在 HDInsight 的 Apache Hadoop 上搭配使用 C# 使用者定義函數與 Apache Hive 和 Apache Pig

發行項
12/04/2024

瞭解如何搭配使用 C# 使用者定義函式 (UDF) 與 Azure HDInsight 上的 Apache Hive 和 Apache Pig。

重要

此檔案作業的步驟需要以 Linux 為基礎的 Azure HDInsight 叢集。 Linux 是唯一使用於 HDInsight 3.4 版或更新版本的作業系統。如需詳細資訊，請參閱 HDInsight 元件版本設定。

Hive 和 Pig 都可以將資料傳遞至外部應用程式進行處理。這個程序稱為串流處理。當您使用 .NET 應用程式時，數據會傳遞至 STDIN 上的應用程式，而應用程式會在 STDOUT 上傳回結果。為了在 STDIN 和 STDOUT 讀取和寫入，您可以從主控台應用程式使用 Console.ReadLine() 和 Console.WriteLine()。

必要條件

熟悉如何撰寫和建置以 .NET Framework 4.5 為目標的 C# 程式碼。

使用您想要的任何 IDE。建議使用 Visual Studio 或 Visual Studio Code。本檔案中的步驟使用 Visual Studio 2019。
將 .exe 檔案上傳至叢集並執行 Pig 和 Hive 作業所採取的方式。建議使用 Data Lake Tools for Visual Studio、Azure PowerShell 和 Azure CLI。本文件中的步驟使用 Data Lake Tools for Visual Studio 上傳檔案並執行範例 Hive 查詢。

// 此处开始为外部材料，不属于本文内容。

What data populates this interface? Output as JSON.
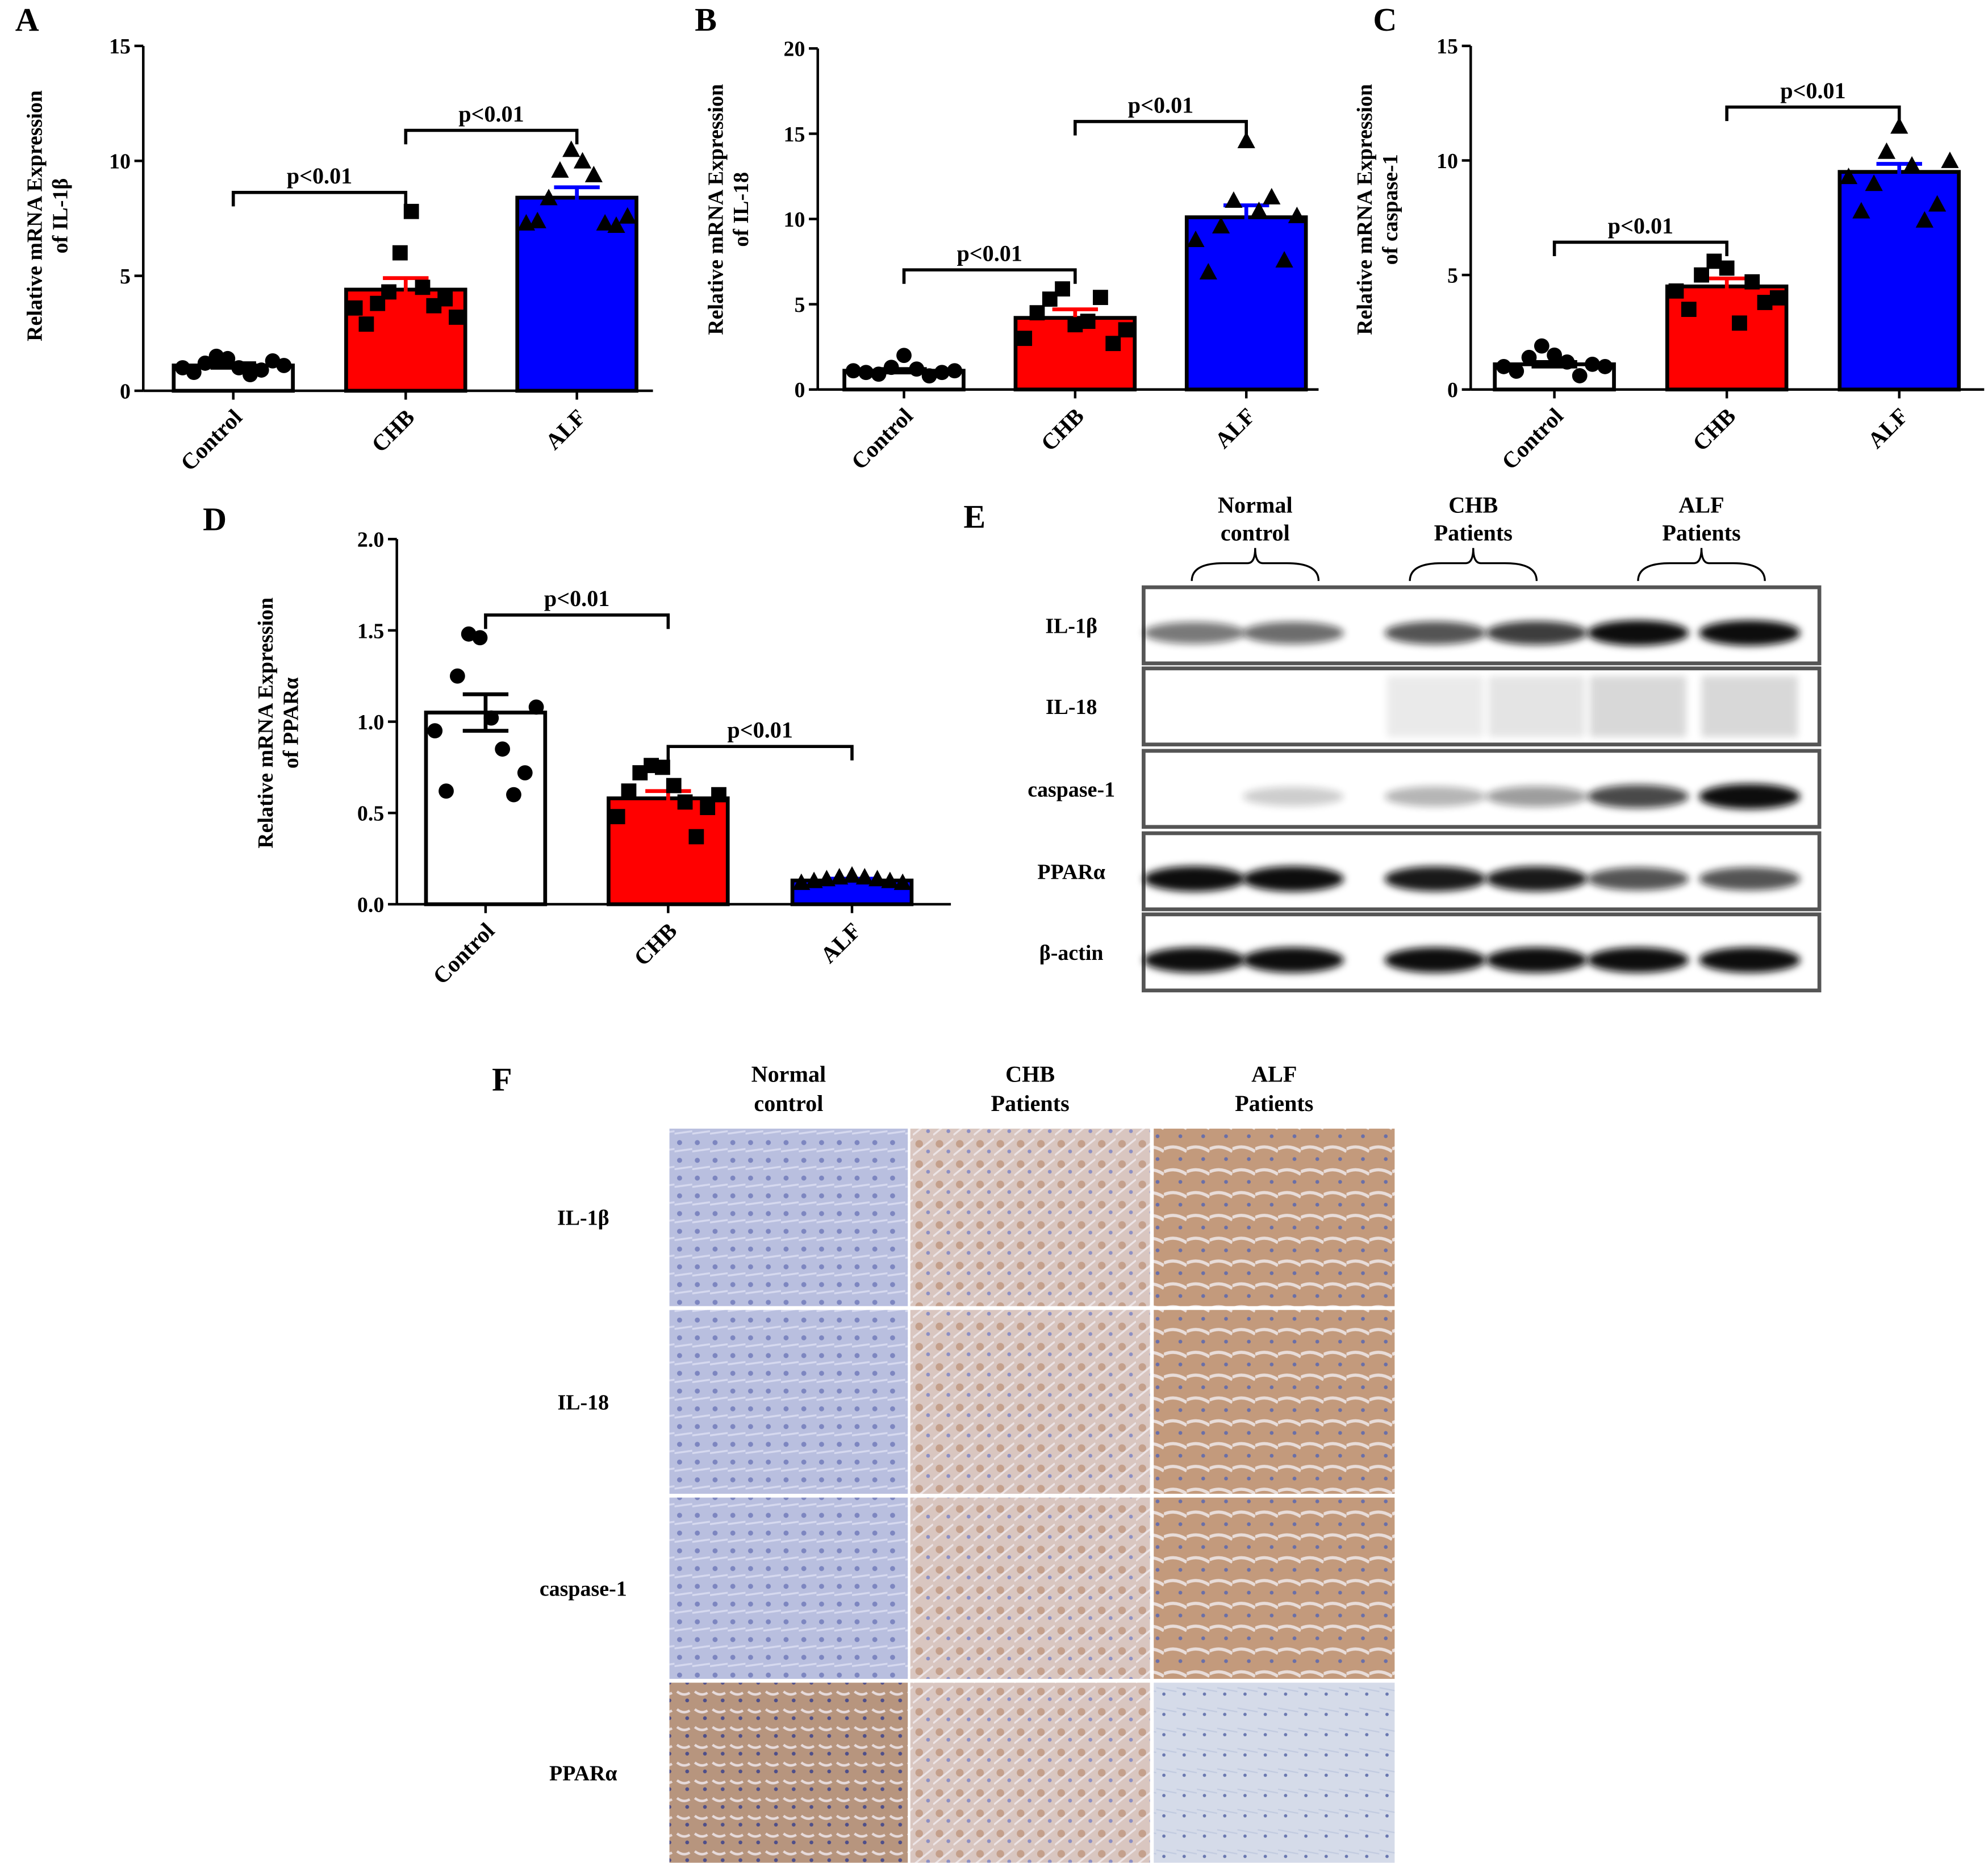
{
  "chart_data": [
    {
      "type": "bar",
      "label": "A",
      "ylabel": [
        "Relative mRNA Expression",
        "of IL-1β"
      ],
      "categories": [
        "Control",
        "CHB",
        "ALF"
      ],
      "values": [
        1.1,
        4.4,
        8.4
      ],
      "errors": [
        0.1,
        0.5,
        0.45
      ],
      "colors": [
        "#ffffff",
        "#ff0000",
        "#0000ff"
      ],
      "markers": [
        "circle",
        "square",
        "triangle"
      ],
      "points": [
        [
          1.0,
          0.8,
          1.2,
          1.5,
          1.4,
          1.0,
          0.7,
          0.9,
          1.3,
          1.1
        ],
        [
          3.6,
          2.9,
          3.8,
          4.3,
          6.0,
          7.8,
          4.5,
          3.7,
          4.0,
          3.2
        ],
        [
          7.3,
          7.4,
          8.4,
          9.6,
          10.5,
          10.0,
          9.4,
          7.3,
          7.2,
          7.6
        ]
      ],
      "ylim": [
        0,
        15
      ],
      "yticks": [
        0,
        5,
        10,
        15
      ],
      "annotations": [
        {
          "between": [
            0,
            1
          ],
          "label": "p<0.01"
        },
        {
          "between": [
            1,
            2
          ],
          "label": "p<0.01"
        }
      ]
    },
    {
      "type": "bar",
      "label": "B",
      "ylabel": [
        "Relative mRNA Expression",
        "of IL-18"
      ],
      "categories": [
        "Control",
        "CHB",
        "ALF"
      ],
      "values": [
        1.1,
        4.2,
        10.1
      ],
      "errors": [
        0.1,
        0.5,
        0.7
      ],
      "colors": [
        "#ffffff",
        "#ff0000",
        "#0000ff"
      ],
      "markers": [
        "circle",
        "square",
        "triangle"
      ],
      "points": [
        [
          1.1,
          1.0,
          0.9,
          1.3,
          2.0,
          1.2,
          0.8,
          1.0,
          1.1
        ],
        [
          3.0,
          4.5,
          5.3,
          5.9,
          3.8,
          4.0,
          5.4,
          2.7,
          3.5
        ],
        [
          8.8,
          6.9,
          9.6,
          11.1,
          14.6,
          10.5,
          11.3,
          7.6,
          10.2
        ]
      ],
      "ylim": [
        0,
        20
      ],
      "yticks": [
        0,
        5,
        10,
        15,
        20
      ],
      "annotations": [
        {
          "between": [
            0,
            1
          ],
          "label": "p<0.01"
        },
        {
          "between": [
            1,
            2
          ],
          "label": "p<0.01"
        }
      ]
    },
    {
      "type": "bar",
      "label": "C",
      "ylabel": [
        "Relative mRNA Expression",
        "of caspase-1"
      ],
      "categories": [
        "Control",
        "CHB",
        "ALF"
      ],
      "values": [
        1.1,
        4.5,
        9.5
      ],
      "errors": [
        0.1,
        0.35,
        0.35
      ],
      "colors": [
        "#ffffff",
        "#ff0000",
        "#0000ff"
      ],
      "markers": [
        "circle",
        "square",
        "triangle"
      ],
      "points": [
        [
          1.0,
          0.8,
          1.4,
          1.9,
          1.5,
          1.2,
          0.6,
          1.1,
          1.0
        ],
        [
          4.3,
          3.5,
          5.0,
          5.6,
          5.3,
          2.9,
          4.7,
          3.8,
          4.0
        ],
        [
          9.3,
          7.8,
          9.0,
          10.4,
          11.5,
          9.8,
          7.4,
          8.1,
          10.0
        ]
      ],
      "ylim": [
        0,
        15
      ],
      "yticks": [
        0,
        5,
        10,
        15
      ],
      "annotations": [
        {
          "between": [
            0,
            1
          ],
          "label": "p<0.01"
        },
        {
          "between": [
            1,
            2
          ],
          "label": "p<0.01"
        }
      ]
    },
    {
      "type": "bar",
      "label": "D",
      "ylabel": [
        "Relative mRNA Expression",
        "of PPARα"
      ],
      "categories": [
        "Control",
        "CHB",
        "ALF"
      ],
      "values": [
        1.05,
        0.58,
        0.13
      ],
      "errors": [
        0.1,
        0.04,
        0.01
      ],
      "colors": [
        "#ffffff",
        "#ff0000",
        "#0000ff"
      ],
      "markers": [
        "circle",
        "square",
        "triangle"
      ],
      "points": [
        [
          0.95,
          0.62,
          1.25,
          1.48,
          1.46,
          1.02,
          0.85,
          0.6,
          0.72,
          1.08
        ],
        [
          0.48,
          0.62,
          0.72,
          0.76,
          0.75,
          0.65,
          0.56,
          0.37,
          0.53,
          0.6
        ],
        [
          0.12,
          0.13,
          0.14,
          0.15,
          0.16,
          0.15,
          0.14,
          0.13,
          0.12
        ]
      ],
      "ylim": [
        0,
        2
      ],
      "yticks": [
        {
          "value": 0,
          "label": "0.0"
        },
        0.5,
        {
          "value": 1,
          "label": "1.0"
        },
        1.5,
        {
          "value": 2,
          "label": "2.0"
        }
      ],
      "annotations": [
        {
          "between": [
            0,
            1
          ],
          "label": "p<0.01"
        },
        {
          "between": [
            1,
            2
          ],
          "label": "p<0.01"
        }
      ]
    }
  ],
  "western_blot": {
    "label": "E",
    "groups": [
      [
        "Normal",
        "control"
      ],
      [
        "CHB",
        "Patients"
      ],
      [
        "ALF",
        "Patients"
      ]
    ],
    "rows": [
      "IL-1β",
      "IL-18",
      "caspase-1",
      "PPARα",
      "β-actin"
    ]
  },
  "ihc": {
    "label": "F",
    "groups": [
      [
        "Normal",
        "control"
      ],
      [
        "CHB",
        "Patients"
      ],
      [
        "ALF",
        "Patients"
      ]
    ],
    "rows": [
      "IL-1β",
      "IL-18",
      "caspase-1",
      "PPARα"
    ]
  }
}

如需其他執行 Apache Hive 查詢方式的資訊，請參閱何謂 Azure HDInsight 上的 Apache Hive 和 HiveQL？。
HDInsight 叢集上的 Hadoop。如需有關建立叢集的詳細資訊，請參閱建立 HDInsight 叢集。

HDInsight 上的 .NET

以 Linux 為基礎的 HDInsight 叢集會使用 Mono (https://mono-project.com) 來執行 .NET 應用程式。 4.2.1 版的 Mono 隨附於 3.6 版的 HDInsight。

如需 Mono 與 .NET Framework 版本之相容性的詳細資訊，請參閱 Mono 相容性 \(英文\)。

如需 HDInsight 版本包含的 .NET Framework 和 Mono 版本的詳細資訊，請參閱 HDInsight 元件版本。

建立 C# 專案

下列各節說明如何在 Apache Hive UDF 和 Apache Pig UDF 的 Visual Studio 中建立 C# 專案。

Apache Hive UDF

如要建立 Apache Hive UDF 的 C# 專案：

啟動 Visual Studio。
選取 [建立新專案]。
在 [建立新專案] 視窗中，選擇 [主控台應用程式] (.NET Framework) 範本 (C# 版本)。然後選取下一步。
在 [設定新專案] 視窗中，輸入 HiveCSharp 的 [專案名稱]，然後瀏覽或建立 [位置] 以儲存新專案。然後選取建立。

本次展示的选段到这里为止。